"The Via Dolorosa via Municipal Court" ~ Fr. Jim Schmitmeyer



Jesus did not shun the work of the dock, the dust of the field or the din of the marketplace. His preaching rang with references to the work-a-day world. Because of this, his words had immediate appeal and lasting effect.

In imitation of the Lord’s approach to sermon preparation, I occasionally ask parishioners if I might visit them at their place of work and, if possible, shadow them for an hour or two.

Call it “preacher as free-lance reporter.”

Last spring, in preparation for Lent, I asked a parishioner named Don if I could join him on the job. He was pleased to oblige. His position? Bailiff at a municipal court.

I arrived early. The seating arrangement in the courtroom looked familiar: wooden pews. Tables, podiums, a vaulted ceiling and recessed lighting imbued the entire room with a churchlike atmosphere.

The congregation of alleged sinners arrived and the atmosphere quickly changed from communion to justice. Court personnel rushed through a full docket of offenses: domestic violence, solicitation, driving under the influence, vehicular homicide.

The experience helped me appreciate what Don does for a living. But the main reason I’d asked to accompany him to work was the hope of witnessing an expungement. This action of the court clears a one-time misdemeanor conviction from the record and affords the offender a new start.

Don had informed me of this procedure a few weeks earlier and I thought it would make a compelling illustration of mercy.

No expungements appeared on the docket that day. God, it seems, had other plans. Like the message Jeremiah received at the potter’s shop, the word I received at the court had little to do with my pre-laid plans.

As I sat in the courtroom and observed the slouched shoulders and shuffling feet, the reality of sin and its corrosive effect grew more and more evident to me.

The tattered procession recalled the Way of the Cross, but it wasn’t Veronica that I saw. Nor was it Simon of Cyrene lifting the Cross to ease the Lord’s burden. Rather, it was an image of the Lord himself joining the line of drunken drivers, prostitutes and other trespassers. The Lord himself, saddened and burdened with the weight of human sin.

It was our sins that he carried, our offences he bore.
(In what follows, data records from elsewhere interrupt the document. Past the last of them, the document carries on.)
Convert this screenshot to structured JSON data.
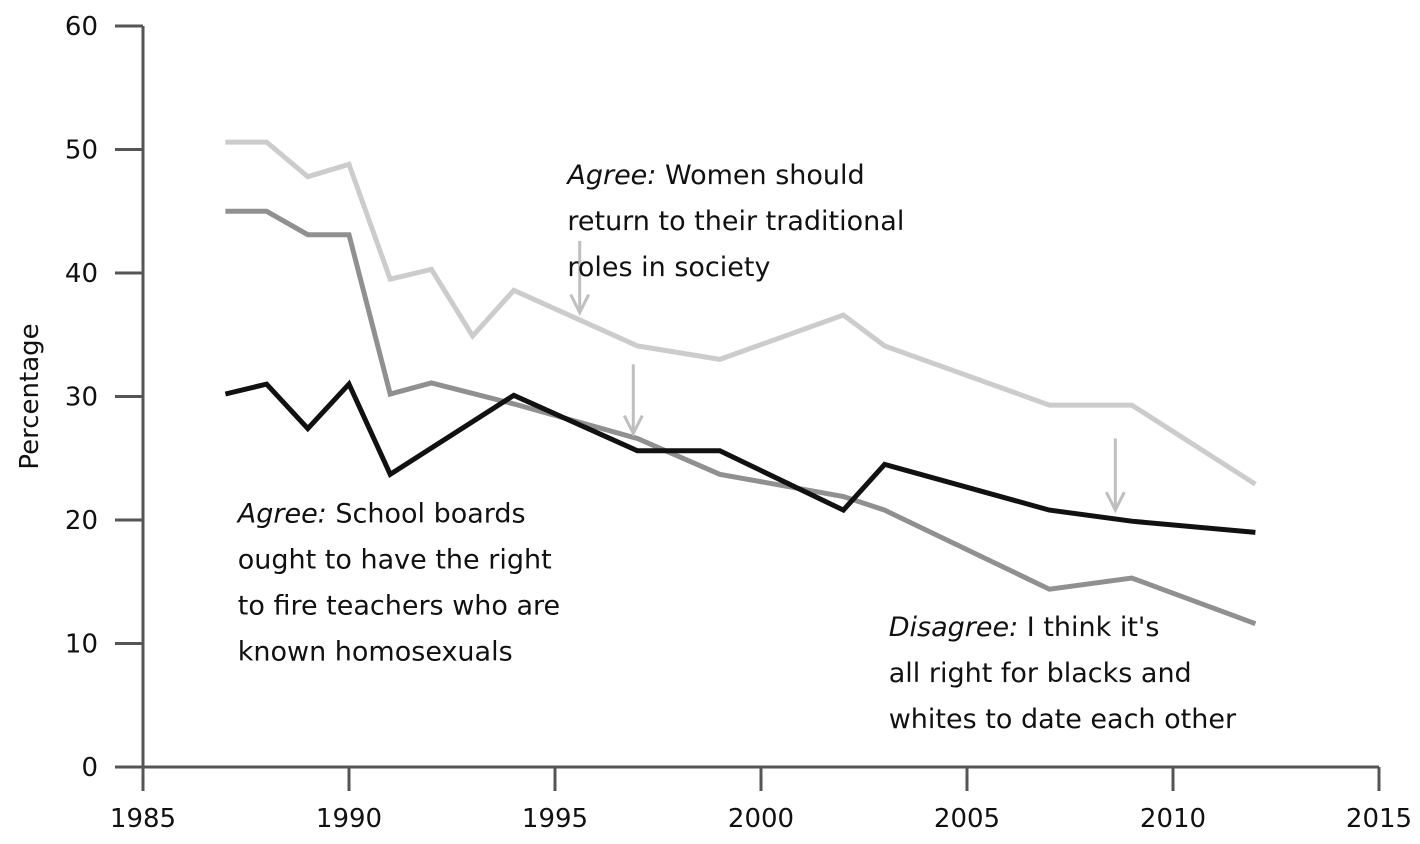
{
  "chart_data": {
    "type": "line",
    "title": "",
    "xlabel": "",
    "ylabel": "Percentage",
    "xlim": [
      1985,
      2015
    ],
    "ylim": [
      0,
      60
    ],
    "x_ticks": [
      1985,
      1990,
      1995,
      2000,
      2005,
      2010,
      2015
    ],
    "y_ticks": [
      0,
      10,
      20,
      30,
      40,
      50,
      60
    ],
    "grid": false,
    "legend": "none",
    "series": [
      {
        "id": "women-traditional-roles",
        "color": "#cccccc",
        "points": [
          {
            "x": 1987,
            "y": 50.6
          },
          {
            "x": 1988,
            "y": 50.6
          },
          {
            "x": 1989,
            "y": 47.8
          },
          {
            "x": 1990,
            "y": 48.8
          },
          {
            "x": 1991,
            "y": 39.5
          },
          {
            "x": 1992,
            "y": 40.3
          },
          {
            "x": 1993,
            "y": 34.9
          },
          {
            "x": 1994,
            "y": 38.6
          },
          {
            "x": 1997,
            "y": 34.1
          },
          {
            "x": 1999,
            "y": 33.0
          },
          {
            "x": 2002,
            "y": 36.6
          },
          {
            "x": 2003,
            "y": 34.1
          },
          {
            "x": 2007,
            "y": 29.3
          },
          {
            "x": 2009,
            "y": 29.3
          },
          {
            "x": 2012,
            "y": 22.9
          }
        ]
      },
      {
        "id": "school-boards-fire-teachers",
        "color": "#909090",
        "points": [
          {
            "x": 1987,
            "y": 45.0
          },
          {
            "x": 1988,
            "y": 45.0
          },
          {
            "x": 1989,
            "y": 43.1
          },
          {
            "x": 1990,
            "y": 43.1
          },
          {
            "x": 1991,
            "y": 30.2
          },
          {
            "x": 1992,
            "y": 31.1
          },
          {
            "x": 1994,
            "y": 29.4
          },
          {
            "x": 1997,
            "y": 26.6
          },
          {
            "x": 1999,
            "y": 23.7
          },
          {
            "x": 2002,
            "y": 21.9
          },
          {
            "x": 2003,
            "y": 20.8
          },
          {
            "x": 2007,
            "y": 14.4
          },
          {
            "x": 2009,
            "y": 15.3
          },
          {
            "x": 2012,
            "y": 11.6
          }
        ]
      },
      {
        "id": "interracial-dating",
        "color": "#111111",
        "points": [
          {
            "x": 1987,
            "y": 30.2
          },
          {
            "x": 1988,
            "y": 31.0
          },
          {
            "x": 1989,
            "y": 27.4
          },
          {
            "x": 1990,
            "y": 31.0
          },
          {
            "x": 1991,
            "y": 23.7
          },
          {
            "x": 1994,
            "y": 30.1
          },
          {
            "x": 1997,
            "y": 25.6
          },
          {
            "x": 1999,
            "y": 25.6
          },
          {
            "x": 2002,
            "y": 20.8
          },
          {
            "x": 2003,
            "y": 24.5
          },
          {
            "x": 2007,
            "y": 20.8
          },
          {
            "x": 2009,
            "y": 19.9
          },
          {
            "x": 2012,
            "y": 19.0
          }
        ]
      }
    ],
    "annotations": [
      {
        "id": "women",
        "lines": [
          {
            "emph": "Agree:",
            "text": " Women should"
          },
          {
            "emph": "",
            "text": "return to their traditional"
          },
          {
            "emph": "",
            "text": "roles in society"
          }
        ],
        "anchor": {
          "x": 1995.3,
          "y": 47.2
        }
      },
      {
        "id": "school",
        "lines": [
          {
            "emph": "Agree:",
            "text": " School boards"
          },
          {
            "emph": "",
            "text": "ought to have the right"
          },
          {
            "emph": "",
            "text": "to fire teachers who are"
          },
          {
            "emph": "",
            "text": "known homosexuals"
          }
        ],
        "anchor": {
          "x": 1987.3,
          "y": 19.8
        }
      },
      {
        "id": "dating",
        "lines": [
          {
            "emph": "Disagree:",
            "text": " I think it's"
          },
          {
            "emph": "",
            "text": "all right for blacks and"
          },
          {
            "emph": "",
            "text": "whites to date each other"
          }
        ],
        "anchor": {
          "x": 2003.1,
          "y": 10.6
        }
      }
    ],
    "arrows": [
      {
        "x": 1995.6,
        "y_start": 42.6,
        "y_end": 36.8
      },
      {
        "x": 1996.9,
        "y_start": 32.6,
        "y_end": 27.0
      },
      {
        "x": 2008.6,
        "y_start": 26.6,
        "y_end": 20.8
      }
    ]
  }
}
I’m not sure how the day in the courtroom will affect my preaching. I do know this: sharing in the work-a-day life of my parishioners enables me to interpret the Word of God in light of the lived experience of my listeners. My brief insight into the world as seen through a bailiff’s eyes will affect how I preach the power of Lent as much—if not more—than anything I read in the comfort of my study.